LA NOTIZIA: [ …”La stretta autoritaria sulla libertà del difensore – i pm milanesi avanguardisti”] 

[La dura nota delle Camere penali calabresi in seguito alla vicenda dei due avvocati destinatari di una richiesta di misura interdittiva negata dal gip]

Riportiamo di seguito la nota firmata dal coordinamento delle Camere penali Calabresi in merito alla vicenda milanese dei due avvocati diventati bersaglio dalla Procura nell’esercizio del loro mandato difensivo, con l’iscrizione a registro degli indagati dei due penalisti ritenuti “colpevoli” di assistere un presunto terrorista turco e destinatari di una richiesta di misura interdittiva, negata dal gip.

Vorremmo scrivere che quello escogitato dalla Direzione Distrettuale Antimafia di Milano contro i difensori di Baris Boyun spiati e incriminati per aver ricevuto dal proprio cliente pagamento in contanti a titolo di onorario, è inaudito. Se non fosse che da decenni l’anima del diritto di difesa viene strappata a morsi. Un pezzetto alla volta.

Per cui prendiamo posizione non per formulare l’auspicio che la stretta autoritaria sulla libertà del difensore possa allentarsi, magari per resipiscenza dei Pm più oltranzisti; nemmeno per plaudire alla decisione del GIP di Milano costretto, per respingerne le pretese, ad affermare cose ovvie sul diritto di difesa che i suoi interlocutori nemmeno concepiscono, ma al tempo stesso indifferente alla garanzia del divieto di interferenze sulle comunicazioni afferenti il mandato difensivo.

Scriviamo piuttosto per avere l’attenzione dei penalisti e di chi conserva una visione laica della giurisdizione. Per ricordarci e ricordare che le ripetute indecenti intrusioni nell’area – interdetta all’autorità – del rapporto tra l’avvocato e il proprio cliente, esprimono un clima culturale diffuso.

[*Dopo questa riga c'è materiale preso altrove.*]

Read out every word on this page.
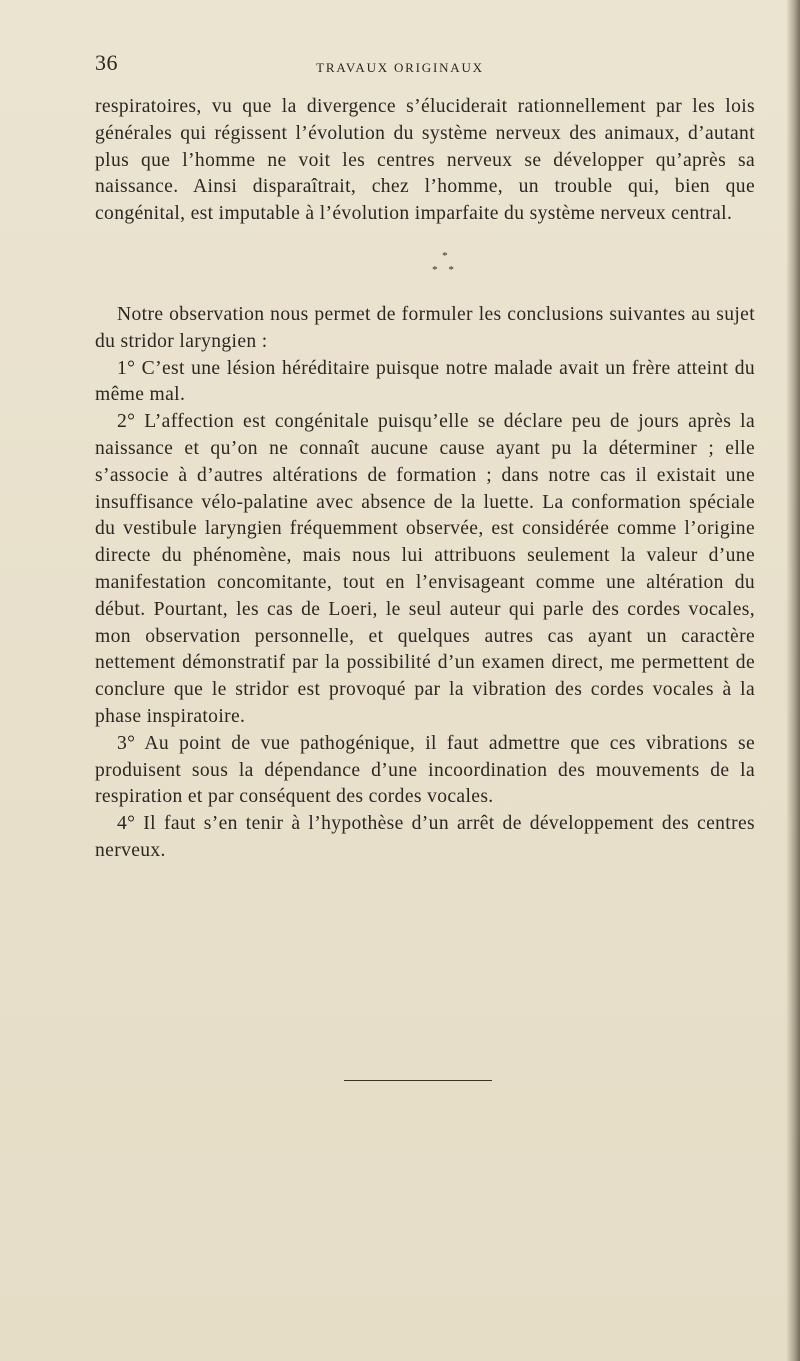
36	TRAVAUX ORIGINAUX

respiratoires, vu que la divergence s’éluciderait rationnellement par les lois générales qui régissent l’évolution du système nerveux des animaux, d’autant plus que l’homme ne voit les centres nerveux se développer qu’après sa naissance. Ainsi disparaîtrait, chez l’homme, un trouble qui, bien que congénital, est imputable à l’évolution imparfaite du système nerveux central.

*
* *

Notre observation nous permet de formuler les conclusions suivantes au sujet du stridor laryngien :

1° C’est une lésion héréditaire puisque notre malade avait un frère atteint du même mal.

2° L’affection est congénitale puisqu’elle se déclare peu de jours après la naissance et qu’on ne connaît aucune cause ayant pu la déterminer ; elle s’associe à d’autres altérations de formation ; dans notre cas il existait une insuffisance vélo-palatine avec absence de la luette. La conformation spéciale du vestibule laryngien fréquemment observée, est considérée comme l’origine directe du phénomène, mais nous lui attribuons seulement la valeur d’une manifestation concomitante, tout en l’envisageant comme une altération du début. Pourtant, les cas de Loeri, le seul auteur qui parle des cordes vocales, mon observation personnelle, et quelques autres cas ayant un caractère nettement démonstratif par la possibilité d’un examen direct, me permettent de conclure que le stridor est provoqué par la vibration des cordes vocales à la phase inspiratoire.

3° Au point de vue pathogénique, il faut admettre que ces vibrations se produisent sous la dépendance d’une incoordination des mouvements de la respiration et par conséquent des cordes vocales.

4° Il faut s’en tenir à l’hypothèse d’un arrêt de développement des centres nerveux.
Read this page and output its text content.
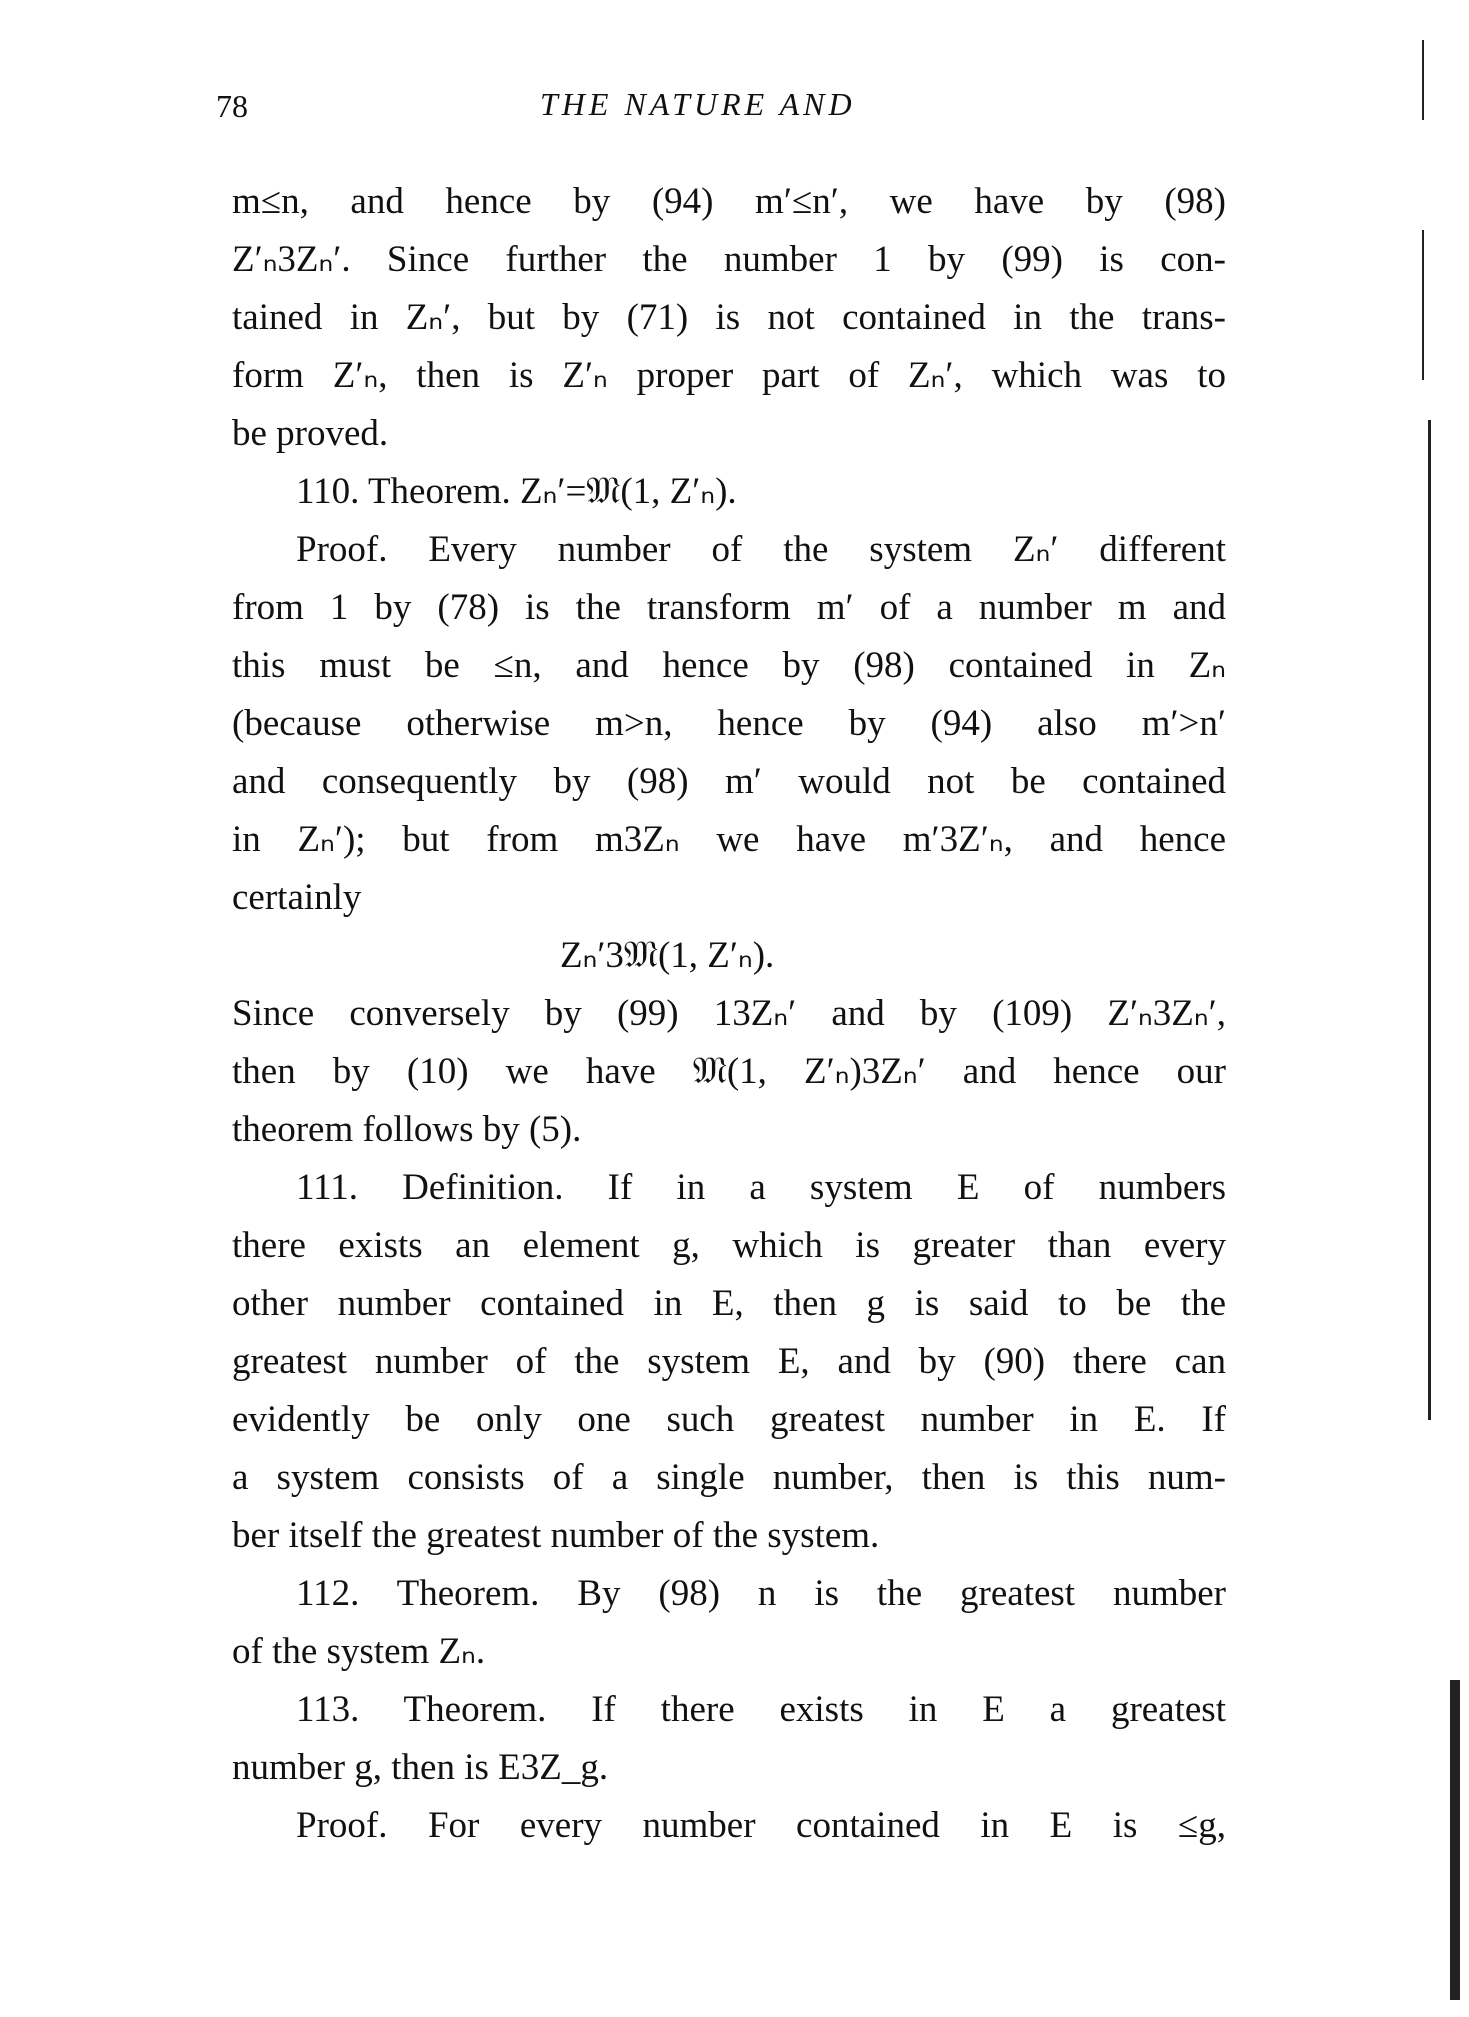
78	THE NATURE AND
m≤n, and hence by (94) m′≤n′, we have by (98)
Z′ₙ3Zₙ′. Since further the number 1 by (99) is con-
tained in Zₙ′, but by (71) is not contained in the trans-
form Z′ₙ, then is Z′ₙ proper part of Zₙ′, which was to
be proved.
110. Theorem. Zₙ′=𝔐(1, Z′ₙ).
Proof. Every number of the system Zₙ′ different
from 1 by (78) is the transform m′ of a number m and
this must be ≤n, and hence by (98) contained in Zₙ
(because otherwise m>n, hence by (94) also m′>n′
and consequently by (98) m′ would not be contained
in Zₙ′); but from m3Zₙ we have m′3Z′ₙ, and hence
certainly
Zₙ′3𝔐(1, Z′ₙ).
Since conversely by (99) 13Zₙ′ and by (109) Z′ₙ3Zₙ′,
then by (10) we have 𝔐(1, Z′ₙ)3Zₙ′ and hence our
theorem follows by (5).
111. Definition. If in a system E of numbers
there exists an element g, which is greater than every
other number contained in E, then g is said to be the
greatest number of the system E, and by (90) there can
evidently be only one such greatest number in E. If
a system consists of a single number, then is this num-
ber itself the greatest number of the system.
112. Theorem. By (98) n is the greatest number
of the system Zₙ.
113. Theorem. If there exists in E a greatest
number g, then is E3Z_g.
Proof. For every number contained in E is ≤g,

Come contrastarlo, è questo il punto. L’umanissima passione che spinge ad essere a fianco dell’accusato, che altrimenti non avrebbe diritti, detta all’avvocato anche la cifra del suo impegno civile. L’opera di resistenza non può essere silente, né può essere interamente delegata a chi ci rappresenta. Ciascuno nell’esercizio quotidiano della professione ha occasione di operare in controtendenza, di resistere attivamente. Con la consapevolezza che la deriva illiberale in atto si manifesta proprio attraverso la pratica quotidiana di manomissione di diritti piegati ai valori egemoni di sicurezza ed ordine.

In un sistema in cui lo Stato esercita il controllo capillare della società, accentra il monopolio della cura degli interessi delle persone e limita con strumenti sofisticati l’autonomia di individui e gruppi sociali, il diritto di difesa sembra essere al centro della linea del fuoco, un valore anacronistico da archiviare. E allora occorre guardare con disincanto alla erosione dei capisaldi della società liberale, consapevoli che se val la pena condurre la battaglia culturale di resistenza, dovremmo prima interrogarci sulla corretta postura da assumere.

Alla fine del percorso segnato dalla progressiva cessione di libertà ed autonomia della professione, l’avvocato della contemporaneità non saprà distinguere se stesso da un qualsiasi funzionario pubblico, un ufficiale di contatto con il compito di trattare le condizioni della resa del sospettato.

Se si volesse invertire la tendenza servirebbe la forza di non accettare il ruolo di figuranti e la capacità di sferzare il potere anche quando subdolamente nasconde il volto feroce. Perché il bene supremo della libertà della difesa penale non è una conquista definitiva; è dono che la storia ci ha consegnato e che dobbiamo saper conservare e coltivare. L’alternativa è quella di accettare la subalternità all’autorità, di difendere se autorizzati, di attuare una linea difensiva se approvata. E di render conto al sorvegliante. Insomma adeguarci alla deontologia dell’ausiliario collaborazionista.

La questione è seria, riguarda la dignità della funzione e dovrebbe impegnarci ben oltre le affermazioni di principio.